A woman in Utah is being charged with almost 30 misdemeanors after her pet husky Nikita went on an alleged killing spree, leaving a trail of dead chickens, ducks and a goose in its wake.
Mackenzie Morton, from Tooele, was charged with 27 misdemeanors related to Nikita attacking and killing other animals and one count of an animal running at large, according to Fox-13 in Salt Lake City. The spree happened in the early morning hours of Memorial Day, police said.
At least two dozen animals were killed in a span of two hours.
One of Morton's neighbors, a man named Trip Kiss, runs a petting a zoo for children with disabilities. He told the TV station his motion sensors went off early in the morning. When he looked at his surveillance cameras, he saw a husky in and around his house, the yard and the driveway. What's more, the husky was selecting animals to capture.
"He was chewing our goose that was at the back end there, he dug out the rabbits in their enclosure," Kiss told Fox-13, pointing to his chicken coop area.
He saw the husky carrying animals away.
"Two rabbits, two ducks, five chickens, a turkey, a goose," Kiss said.

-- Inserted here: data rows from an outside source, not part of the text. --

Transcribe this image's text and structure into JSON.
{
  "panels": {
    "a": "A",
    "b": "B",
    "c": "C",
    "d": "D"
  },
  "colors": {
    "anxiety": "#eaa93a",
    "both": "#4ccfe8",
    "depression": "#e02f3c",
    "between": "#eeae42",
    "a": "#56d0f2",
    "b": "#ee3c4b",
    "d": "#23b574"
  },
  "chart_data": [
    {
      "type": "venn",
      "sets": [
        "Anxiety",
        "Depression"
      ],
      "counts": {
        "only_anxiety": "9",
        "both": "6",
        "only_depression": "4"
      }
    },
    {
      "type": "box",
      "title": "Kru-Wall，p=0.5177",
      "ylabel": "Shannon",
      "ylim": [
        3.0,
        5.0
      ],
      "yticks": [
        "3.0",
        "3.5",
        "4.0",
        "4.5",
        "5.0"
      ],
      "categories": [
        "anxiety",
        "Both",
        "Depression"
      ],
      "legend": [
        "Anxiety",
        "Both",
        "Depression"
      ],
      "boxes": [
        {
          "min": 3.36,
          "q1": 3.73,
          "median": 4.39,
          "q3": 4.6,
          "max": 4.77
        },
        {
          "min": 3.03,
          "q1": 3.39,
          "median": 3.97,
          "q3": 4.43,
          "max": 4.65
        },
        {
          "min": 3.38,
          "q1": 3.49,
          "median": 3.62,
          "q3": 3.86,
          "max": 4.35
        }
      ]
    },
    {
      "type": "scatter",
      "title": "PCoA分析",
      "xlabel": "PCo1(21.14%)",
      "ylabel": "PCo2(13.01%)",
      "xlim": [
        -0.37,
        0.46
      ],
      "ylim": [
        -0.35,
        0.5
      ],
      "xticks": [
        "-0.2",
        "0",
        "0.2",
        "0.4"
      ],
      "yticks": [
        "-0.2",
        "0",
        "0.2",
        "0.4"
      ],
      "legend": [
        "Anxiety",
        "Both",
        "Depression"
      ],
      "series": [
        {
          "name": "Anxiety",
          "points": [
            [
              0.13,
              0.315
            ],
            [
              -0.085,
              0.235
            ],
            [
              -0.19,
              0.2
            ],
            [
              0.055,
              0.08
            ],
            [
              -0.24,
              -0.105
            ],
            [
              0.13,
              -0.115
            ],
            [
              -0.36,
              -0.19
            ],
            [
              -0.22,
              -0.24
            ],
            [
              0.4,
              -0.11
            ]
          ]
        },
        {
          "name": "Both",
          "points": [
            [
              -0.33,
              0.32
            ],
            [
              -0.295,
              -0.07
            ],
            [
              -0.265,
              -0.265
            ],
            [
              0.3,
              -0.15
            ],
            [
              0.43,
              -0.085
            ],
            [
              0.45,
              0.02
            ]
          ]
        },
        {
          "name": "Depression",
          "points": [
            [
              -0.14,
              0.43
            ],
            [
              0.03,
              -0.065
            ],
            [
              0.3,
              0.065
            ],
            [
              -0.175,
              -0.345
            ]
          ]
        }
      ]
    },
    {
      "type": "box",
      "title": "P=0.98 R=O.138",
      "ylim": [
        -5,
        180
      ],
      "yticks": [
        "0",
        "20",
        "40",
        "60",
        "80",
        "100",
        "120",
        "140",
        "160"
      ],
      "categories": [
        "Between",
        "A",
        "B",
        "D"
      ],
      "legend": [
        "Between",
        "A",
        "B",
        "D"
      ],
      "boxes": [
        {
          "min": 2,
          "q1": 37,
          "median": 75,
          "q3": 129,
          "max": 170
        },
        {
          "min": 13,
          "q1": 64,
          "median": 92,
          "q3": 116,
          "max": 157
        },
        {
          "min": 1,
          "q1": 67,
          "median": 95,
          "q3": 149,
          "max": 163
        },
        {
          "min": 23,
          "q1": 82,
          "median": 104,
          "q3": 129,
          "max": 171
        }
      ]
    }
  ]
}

The goose was an especially hard loss, Kiss said, because it was specially trained to follow Kiss and his wife around at renaissance fairs.
When Kiss called police, Tooele Police Sergeant Jeremy Hansen said there were many more animals affected.
"A second lady from a couple houses down came and told the officers that 15 of her chickens had also been killed by the same animal," Hansen said.
It took a while but they caught the husky and brought the animal to a shelter.
Morton told police her dog disappeared from her boyfriend's house, near the Kiss' place.
She went looking for Nikita and found some dead chickens, but no dog. Morton aso said she didn't want to wake any neighbors up, so she simply cracked her door in the hopes that the dog would come back.
"I didn't think she was going to go on a killing spree," Morton told Fox-13. "I did not know that, at all."
She told police she intends to pay for the damages, which could be more than $1,350.
Nikita was placed on a 10-day quarantine and on Thursday, police said they have to hold an administrative hearing to decide what to do with the dog, according to a follow up story by Fox-13.
The dog could be determined to be one of three possibilities: not potentially dangerous, potentially dangerous, or dangerous. From there, authorities will figure out whether to return the dog, put it in a shelter or euthanize it.
Kiss, for his part, said he supports putting the dog into a shelter.
"I want the dog's life preserved," Kiss said. "I don't want it euthanized. I don't hold any ill intent to the dog."
He told Fox-13 that the Tooele community has rallied around him to help with his losses.
The mayor of a nearby town donated fencing from his own farm to help protect the Kiss property from now on. Kiss said Ridgeline Farms generously offered to replace all of the killed chickens. Other neighbors are offering other supplies and animals.
"With the outpouring of help," Kiss said, "it's definitely lifted our spirits a bit."